Modalidades de diálise
Entre as modalidades de TRS, não há diferença de mortalidade entre a hemodiálise intermitente e a contínua. A hemodiálise contínua gera melhor preservação da perfusão cerebral e menor remoção de fluídos por tempo, sendo melhor tolerada pelos pacientes neurocríticos e os instáveis hemodinamicamente [34-36].
Na hemodiálise intermitente, a remoção das substâncias é mais rápida que na diálise contínua, sendo vantagem usá-la para remoção de toxinas e pequenos solutos. A escolha da terapia depende da disponibilidade do método, familiaridade dos profissionais e das condições do paciente. A hemodiálise intermitente é a mais utilizada na urgência [37].
A diálise peritoneal (DP) está sendo mais utilizada nos casos de emergência. Algumas dificuldades são a limitação de profissionais habilitados à passagem do cateter de DP, familiaridade dos serviços com a DP e a disponibilidade dos materiais desse método [38-40].
A diálise peritoneal (DP) consegue a depuração das moléculas de K+, ureia e água de forma rápida por essas substâncias rapidamente se moverem pela membrana peritoneal. Isso possibilita a DP ser usada na IRA, ainda com vantagem por melhor tolerância dos pacientes instáveis, por não necessitar de anticoagulação (benefício no alto risco de sangramento) e menor chance de complicações como a síndrome do desequilíbrio osmótico. A DP pode ser realizada com a cicladora ou manualmente, de forma contínua ou intermitente, com ciclos curtos e frequentes para o controle metabólico em 24 a 48 horas [40-42].
Acessos
Para realização dos métodos extracorpóreos, há necessidade de um acesso vascular em uma veia profunda. O KDIGO (Kidney Disease Improving Global Outcomes) recomenda a veia jugular interna direita como primeira escolha, seguido pela veia femoral. A veia jugular esquerda é a terceira opção. A veia subclávia é a última escolha pelo risco de estenose local da veia e posterior comprometimento à confecção de uma fístula arteriovenosa naquele membro [1].
Nos pacientes com IRA sem DRC associada e com maior probabilidade de recuperação da função renal, recomenda-se o cateter de curta permanência.
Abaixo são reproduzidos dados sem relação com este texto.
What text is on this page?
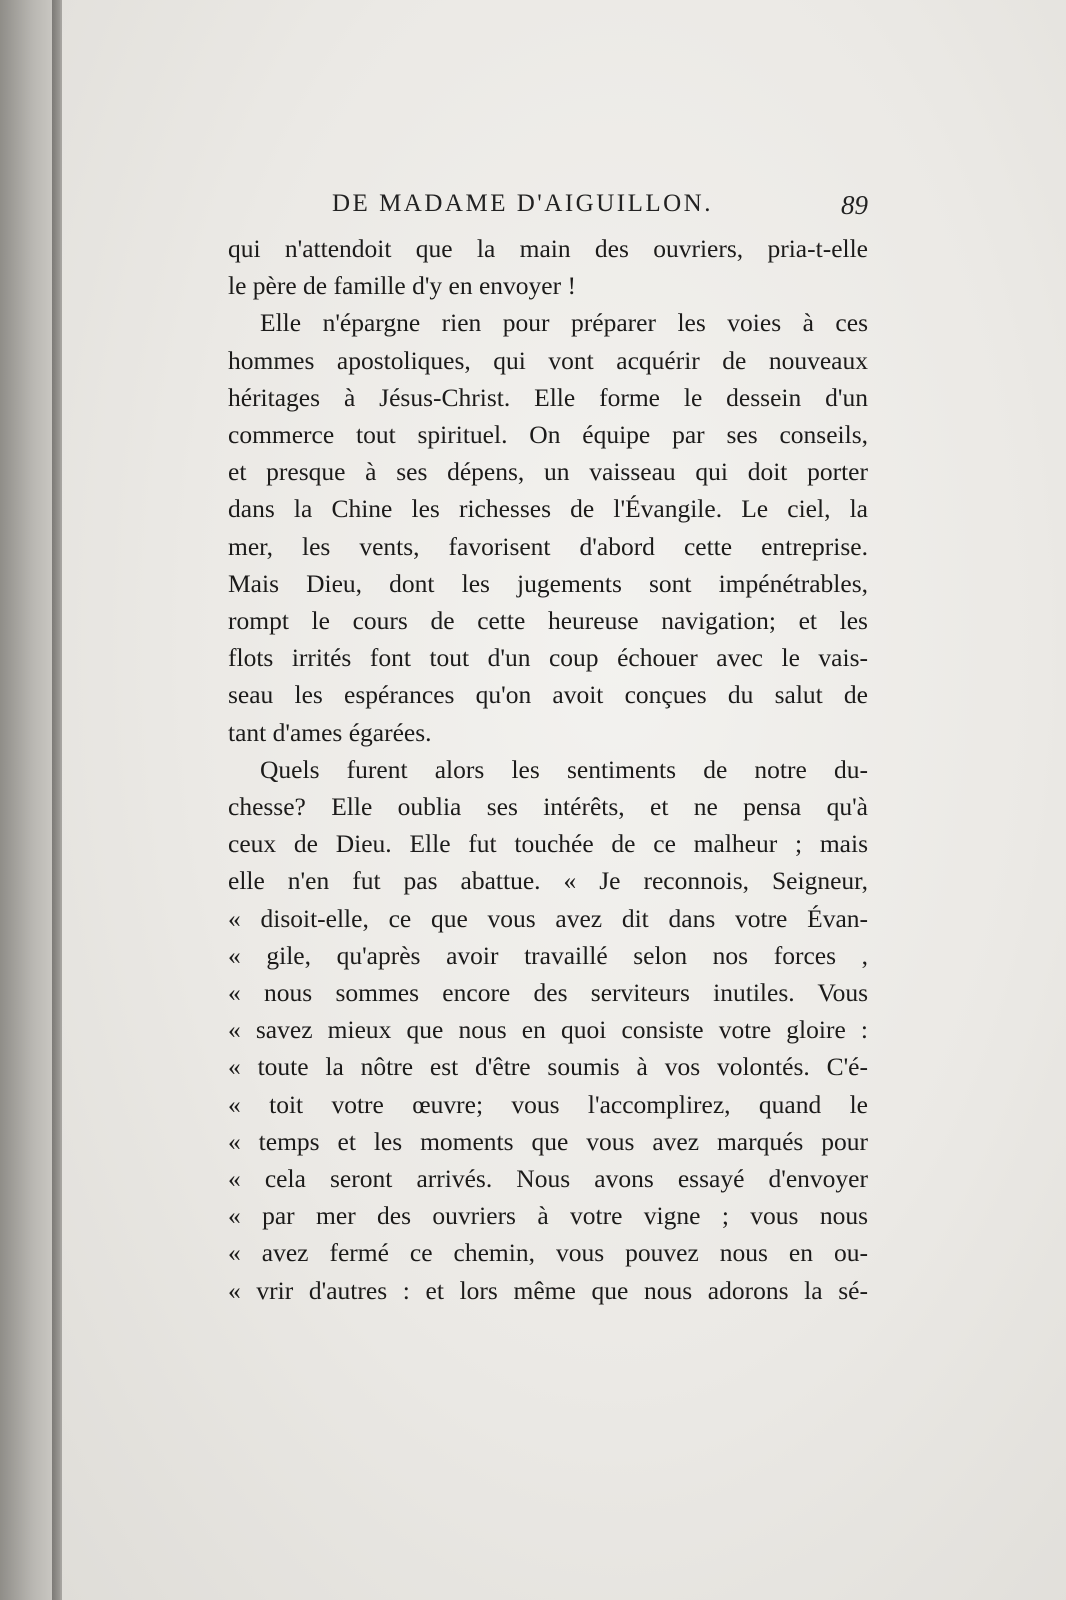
DE MADAME D'AIGUILLON.	89

qui n'attendoit que la main des ouvriers, pria-t-elle
le père de famille d'y en envoyer !

Elle n'épargne rien pour préparer les voies à ces
hommes apostoliques, qui vont acquérir de nouveaux
héritages à Jésus-Christ. Elle forme le dessein d'un
commerce tout spirituel. On équipe par ses conseils,
et presque à ses dépens, un vaisseau qui doit porter
dans la Chine les richesses de l'Évangile. Le ciel, la
mer, les vents, favorisent d'abord cette entreprise.
Mais Dieu, dont les jugements sont impénétrables,
rompt le cours de cette heureuse navigation; et les
flots irrités font tout d'un coup échouer avec le vais-
seau les espérances qu'on avoit conçues du salut de
tant d'ames égarées.

Quels furent alors les sentiments de notre du-
chesse? Elle oublia ses intérêts, et ne pensa qu'à
ceux de Dieu. Elle fut touchée de ce malheur ; mais
elle n'en fut pas abattue. « Je reconnois, Seigneur,
« disoit-elle, ce que vous avez dit dans votre Évan-
« gile, qu'après avoir travaillé selon nos forces ,
« nous sommes encore des serviteurs inutiles. Vous
« savez mieux que nous en quoi consiste votre gloire :
« toute la nôtre est d'être soumis à vos volontés. C'é-
« toit votre œuvre; vous l'accomplirez, quand le
« temps et les moments que vous avez marqués pour
« cela seront arrivés. Nous avons essayé d'envoyer
« par mer des ouvriers à votre vigne ; vous nous
« avez fermé ce chemin, vous pouvez nous en ou-
« vrir d'autres : et lors même que nous adorons la sé-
Já em pacientes com maior probabilidade de permanecer em diálise, deve-se passar o cateter tunelizado pelo menor risco de infecção [43, 44].
Monitorização
A avaliação da função renal deve ser realizada com o controle da diurese e exames que guiam a prescrição de diálise. Deve-se monitorizar a creatinina, ureia e eletrólitos pelo menos antes de cada sessão de hemodiálise.
Exames pós-diálise devem ser coletados pelo menos duas horas após o término da sessão, para que ocorra redistribuição das substâncias entre o plasma e os compartimentos intracelulares.
Desmame
No contexto de diálise na IRA, a recuperação da função renal pode ocorrer com a resolução dos problemas clínicos adjacentes. O controle da diurese e evolução dos exames devem ser avaliados diariamente. Em pacientes em diálise contínua, a descontinuação da diálise ocorre em mais de 80% quando há uma diurese maior que 400 mL/dia nos pacientes sem diurético e maior que 2300 mL/dia nos pacientes em uso de diuréticos [45].